As we see above, opioids have some significant limitations and liabilities as well as being useful and necessary as a way to deal with severe and acute pain. In contrast, cannabis offers synergistic benefits that enhance the benefits of opioids while reducing their risks and adverse effects.

HeroinCannabinoid health sciences have shown:

1. Complementary cannabinoid use can reduce opioid dosage without losing effectiveness and thus minimize associated addictive tendencies and overdose deaths.

2. We can now measure that states which have legalized medical cannabis have seen a drop in opiod addictions, over-doses, homicides, suicides, rape, as well as other violent crimes in general.

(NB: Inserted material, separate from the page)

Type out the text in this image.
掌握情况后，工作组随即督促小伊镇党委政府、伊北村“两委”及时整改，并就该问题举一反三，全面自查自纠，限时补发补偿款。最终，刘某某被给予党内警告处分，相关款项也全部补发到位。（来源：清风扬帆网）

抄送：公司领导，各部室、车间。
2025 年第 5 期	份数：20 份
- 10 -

3. Cannabis, unlike opioids, can melt away our stress while inducing deep relaxation. In doing so, it also sets the stage to deal with chronic pain in such a way so as to pull it by its roots.

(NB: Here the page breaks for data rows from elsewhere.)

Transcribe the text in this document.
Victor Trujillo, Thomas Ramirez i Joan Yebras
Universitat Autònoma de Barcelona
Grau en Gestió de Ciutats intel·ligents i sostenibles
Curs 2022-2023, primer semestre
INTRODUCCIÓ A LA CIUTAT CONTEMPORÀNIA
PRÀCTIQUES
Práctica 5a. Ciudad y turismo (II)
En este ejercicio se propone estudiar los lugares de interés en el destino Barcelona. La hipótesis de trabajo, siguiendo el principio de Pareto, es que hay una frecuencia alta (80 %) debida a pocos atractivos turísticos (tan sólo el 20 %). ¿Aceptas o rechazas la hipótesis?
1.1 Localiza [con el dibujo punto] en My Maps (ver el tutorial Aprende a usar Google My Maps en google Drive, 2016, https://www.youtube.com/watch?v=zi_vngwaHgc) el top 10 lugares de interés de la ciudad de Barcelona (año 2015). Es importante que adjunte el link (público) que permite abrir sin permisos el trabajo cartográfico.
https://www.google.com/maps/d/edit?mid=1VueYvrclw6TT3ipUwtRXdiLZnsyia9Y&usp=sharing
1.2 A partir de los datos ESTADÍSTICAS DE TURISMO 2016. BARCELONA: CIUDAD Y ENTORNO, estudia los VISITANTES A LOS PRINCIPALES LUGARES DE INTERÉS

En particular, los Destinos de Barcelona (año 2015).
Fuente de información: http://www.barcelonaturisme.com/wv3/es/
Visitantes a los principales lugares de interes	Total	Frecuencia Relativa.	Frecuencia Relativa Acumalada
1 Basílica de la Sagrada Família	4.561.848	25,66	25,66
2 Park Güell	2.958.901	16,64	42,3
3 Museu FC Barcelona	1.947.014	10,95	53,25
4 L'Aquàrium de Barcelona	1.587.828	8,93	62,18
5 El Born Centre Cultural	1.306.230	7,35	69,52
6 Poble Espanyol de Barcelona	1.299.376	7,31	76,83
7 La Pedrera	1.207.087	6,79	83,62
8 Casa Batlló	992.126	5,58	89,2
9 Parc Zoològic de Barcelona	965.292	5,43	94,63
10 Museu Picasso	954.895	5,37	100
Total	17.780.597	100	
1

4. A properly dosed cannabis-experience can enhance empathy, connection, and insight and make otherwise intolerable emotional material acceptable and thus reveal the spiritual root of our physical pains and a potential new means to end it for good.

1 Center for Disease Control and Prevention, National Center for Health Statistics, National Vital Statistics System, Mortality File. (2015). Number and Age-Adjusted Rates of Drug-poisoning Deaths Involving Opioid Analgesics and Heroin: United States, 2000–2014. Atlanta, GA: Center for Disease Control and Prevention.
2 Peter M. Grace, Keith A. Strand, Erika L. Galer, Daniel J. Urban, Xiaohui Wang, Michael V. Baratta, Timothy J. Fabisiak, Nathan D. Anderson, Kejun Cheng, Lisa I. Greene, Debra Berkelhammer, Yingning Zhang, Amanda L. Ellis, Hang Hubert Yin, Serge Campeau, Kenner C. Rice, Bryan L. Roth, Steven F. Maier, and Linda R. Watkins. Morphine paradoxically prolongs neuropathic pain in rats by amplifying spinal NLRP3 inflammasome activation. PNAS 2016 113: E3441-E3450.